Quello che poi è andato in crisi è anche il sistema dell’economia mista: la parte pubblica un po’ come hanno dimostrato gli scandali era diventata una faccenda estremamente politicizzata e un po’ per necessità si è trovata a far fronte al debito pubblico e ai suoi relativi interessi. C’è stata tutta un’ondata di privatizzazioni che ha risollevato di nuovo l’Italia. In Italia ce ne sono state anche di più di quelle che servivano, e questo ha voluto dire lo smobilizzo di una quantità di industrie che non badavano fortemente ai profitti, perché industrie pubbliche. Queste però continuavano a investire anche quando non si guadagnava tanto e faceva lavorare l’economia anche se non era il sistema capitalistico privato. Questo è il problema principale: la smobilitazione di un sistema che è andato molto bene e che però è entrato in crisi, e il sistema alternativo della piccola e media impresa mostra la corda, cioè non riesce a tenere in piedi un paese che deve stare trai i primi 5 o 7 del sistema economico internazionale. Tutto questo è un sistema instabile perché è difficile pensare che possa rimanere il livello di reddito relativo al quale si trova attualmente con queste risorse.

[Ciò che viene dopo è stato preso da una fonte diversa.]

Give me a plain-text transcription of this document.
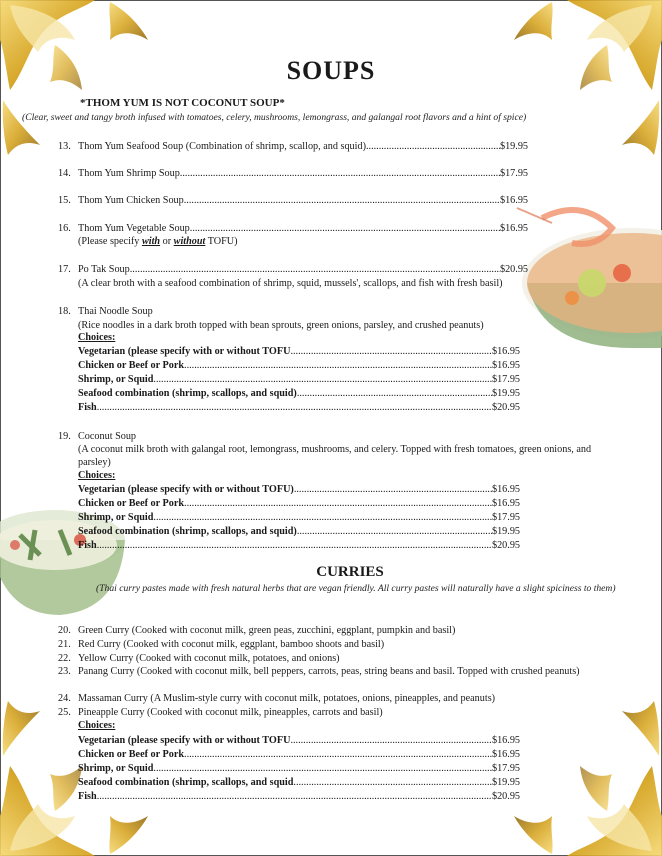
SOUPS
*THOM YUM IS NOT COCONUT SOUP*
(Clear, sweet and tangy broth infused with tomatoes, celery, mushrooms, lemongrass, and galangal root flavors and a hint of spice)
13. Thom Yum Seafood Soup (Combination of shrimp, scallop, and squid) .....	$19.95
14. Thom Yum Shrimp Soup .....	$17.95
15. Thom Yum Chicken Soup .....	$16.95
16. Thom Yum Vegetable Soup .....	$16.95
(Please specify with or without TOFU)
17. Po Tak Soup .....	$20.95
(A clear broth with a seafood combination of shrimp, squid, mussels', scallops, and fish with fresh basil)
18. Thai Noodle Soup
(Rice noodles in a dark broth topped with bean sprouts, green onions, parsley, and crushed peanuts)
Choices:
Vegetarian (please specify with or without TOFU .....	$16.95
Chicken or Beef or Pork .....	$16.95
Shrimp, or Squid .....	$17.95
Seafood combination (shrimp, scallops, and squid) .....	$19.95
Fish .....	$20.95
19. Coconut Soup
(A coconut milk broth with galangal root, lemongrass, mushrooms, and celery. Topped with fresh tomatoes, green onions, and parsley)
Choices:
Vegetarian (please specify with or without TOFU) .....	$16.95
Chicken or Beef or Pork .....	$16.95
Shrimp, or Squid .....	$17.95
Seafood combination (shrimp, scallops, and squid) .....	$19.95
Fish .....	$20.95
CURRIES
(Thai curry pastes made with fresh natural herbs that are vegan friendly. All curry pastes will naturally have a slight spiciness to them)
20. Green Curry (Cooked with coconut milk, green peas, zucchini, eggplant, pumpkin and basil)
21. Red Curry (Cooked with coconut milk, eggplant, bamboo shoots and basil)
22. Yellow Curry (Cooked with coconut milk, potatoes, and onions)
23. Panang Curry (Cooked with coconut milk, bell peppers, carrots, peas, string beans and basil. Topped with crushed peanuts)
24. Massaman Curry (A Muslim-style curry with coconut milk, potatoes, onions, pineapples, and peanuts)
25. Pineapple Curry (Cooked with coconut milk, pineapples, carrots and basil)
Choices:
Vegetarian (please specify with or without TOFU .....	$16.95
Chicken or Beef or Pork .....	$16.95
Shrimp, or Squid .....	$17.95
Seafood combination (shrimp, scallops, and squid .....	$19.95
Fish .....	$20.95
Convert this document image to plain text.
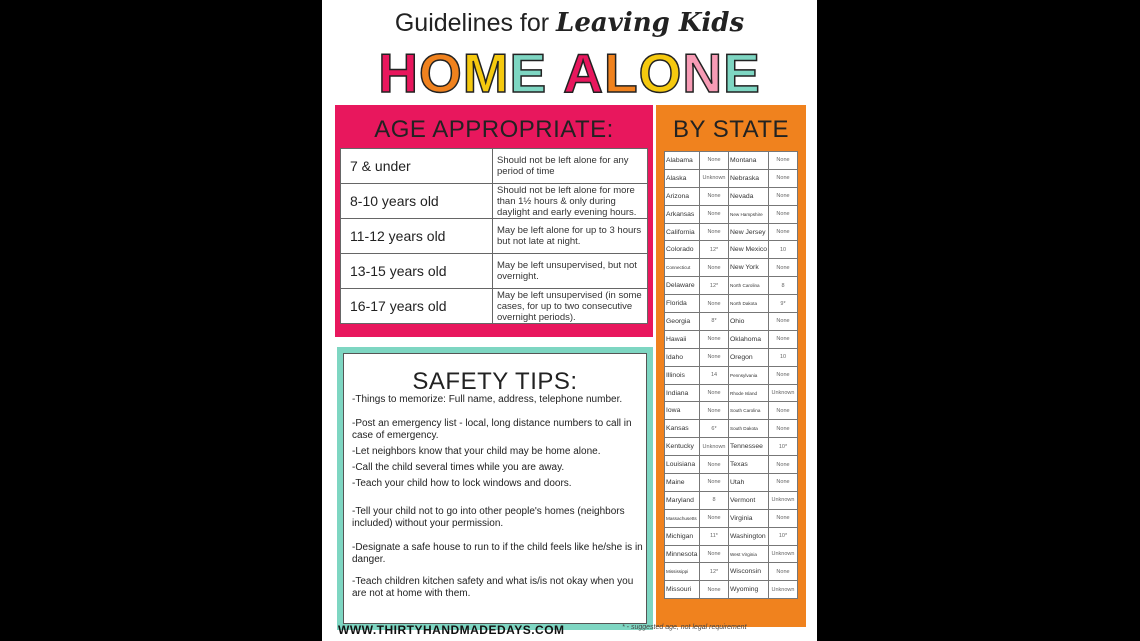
Guidelines for Leaving Kids
HOME ALONE
AGE APPROPRIATE:
7 & under	Should not be left alone for any period of time
8-10 years old	Should not be left alone for more than 1½ hours & only during daylight and early evening hours.
11-12 years old	May be left alone for up to 3 hours but not late at night.
13-15 years old	May be left unsupervised, but not overnight.
16-17 years old	May be left unsupervised (in some cases, for up to two consecutive overnight periods).
SAFETY TIPS:
-Things to memorize: Full name, address, telephone number.
-Post an emergency list - local, long distance numbers to call in case of emergency.
-Let neighbors know that your child may be home alone.
-Call the child several times while you are away.
-Teach your child how to lock windows and doors.
-Tell your child not to go into other people's homes (neighbors included) without your permission.
-Designate a safe house to run to if the child feels like he/she is in danger.
-Teach children kitchen safety and what is/is not okay when you are not at home with them.
BY STATE
Alabama	None	Montana	None
Alaska	Unknown	Nebraska	None
Arizona	None	Nevada	None
Arkansas	None	New Hampshire	None
California	None	New Jersey	None
Colorado	12*	New Mexico	10
Connecticut	None	New York	None
Delaware	12*	North Carolina	8
Florida	None	North Dakota	9*
Georgia	8*	Ohio	None
Hawaii	None	Oklahoma	None
Idaho	None	Oregon	10
Illinois	14	Pennsylvania	None
Indiana	None	Rhode Island	Unknown
Iowa	None	South Carolina	None
Kansas	6*	South Dakota	None
Kentucky	Unknown	Tennessee	10*
Louisiana	None	Texas	None
Maine	None	Utah	None
Maryland	8	Vermont	Unknown
Massachusetts	None	Virginia	None
Michigan	11*	Washington	10*
Minnesota	None	West Virginia	Unknown
Mississippi	12*	Wisconsin	None
Missouri	None	Wyoming	Unknown
WWW.THIRTYHANDMADEDAYS.COM	* - suggested age, not legal requirement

Poi noi siamo dei trasformatori di materie prime, quando queste costano poco ci siamo sviluppati, ma quando hanno iniziato a costare molto e se risaliranno nuovamente diventeranno un problema pesante per l’Italia. Anche la bilancia dei pagamenti energetici è abbastanza precaria, in quanto il paese consuma energia quanto prima nemmeno si immaginava ed è quasi tutta importata. Non abbiamo risorse: quelle idroelettriche che ci hanno portato avanti per un sacco di tempo però già nei primi anni sessanta non erano assolutamente più sufficienti. Così si è dovuto cominciare a importare. Il petrolio all’inizio costava poco e poi ha cominciato a salire. Tra i fattori prima dello sviluppo e poi anche del declino c’è anche questo prezzo relativo dell’energia che non è lo stesso degli altri paesi dell’Europa, poiché la Francia e la Germania hanno un sacco di carbone, e l’Inghilterra ha un sacco di carbone e di petrolio, noi non abbiamo né uno né l’atro tranne il metano della valle padana. Questa è una problematica complicata ma poi c’è un aspetto importantissimo quale il declino demografico che è il peggiore d’Europa. Noi siamo diventati da un paese esportatore di manodopera ma anche un paese di vecchi. Quindi è diventata una necessità, come negli altri paesi, questa quantità enorme di lavoratori stranieri ai quali gli italiani non si sono ancora voluti abituare. Infatti gli altri ci si sono abituati e ci convivono trasformandoli in cittadini.
Gli italiani pensano sempre che come loro quando andavano in America questa gente se ne voglia andare. Gli italiani non sono mai andati via per colonizzare un altro Paese: se ne sono andati a lavorare per poi tornare in Italia, anche se poi molti son rimasti là per motivi di storia così come durante la guerra. Essi però volevano ritornare e ci sono alcuni tra i nostri immigrati che sono venuti qua che pure loro che se ne vogliono andare. Ma altri sono venuti perché vogliono stare qui e noi non vogliamo abituarci al fatto che questo è un fattore di lungo periodo senza il quale si cresce anche di meno. C’è poco da scherzare se vogliamo tenere quel tipo di industria che ci abbiamo noi: abbiamo bisogno di loro e di creare dei cittadini.
Possiamo concludere dicendo che abbiamo di fronte una serie di problematiche che si possono anche risolvere per il meglio, ma se uno non le affronta ci possono portare anche a fondo.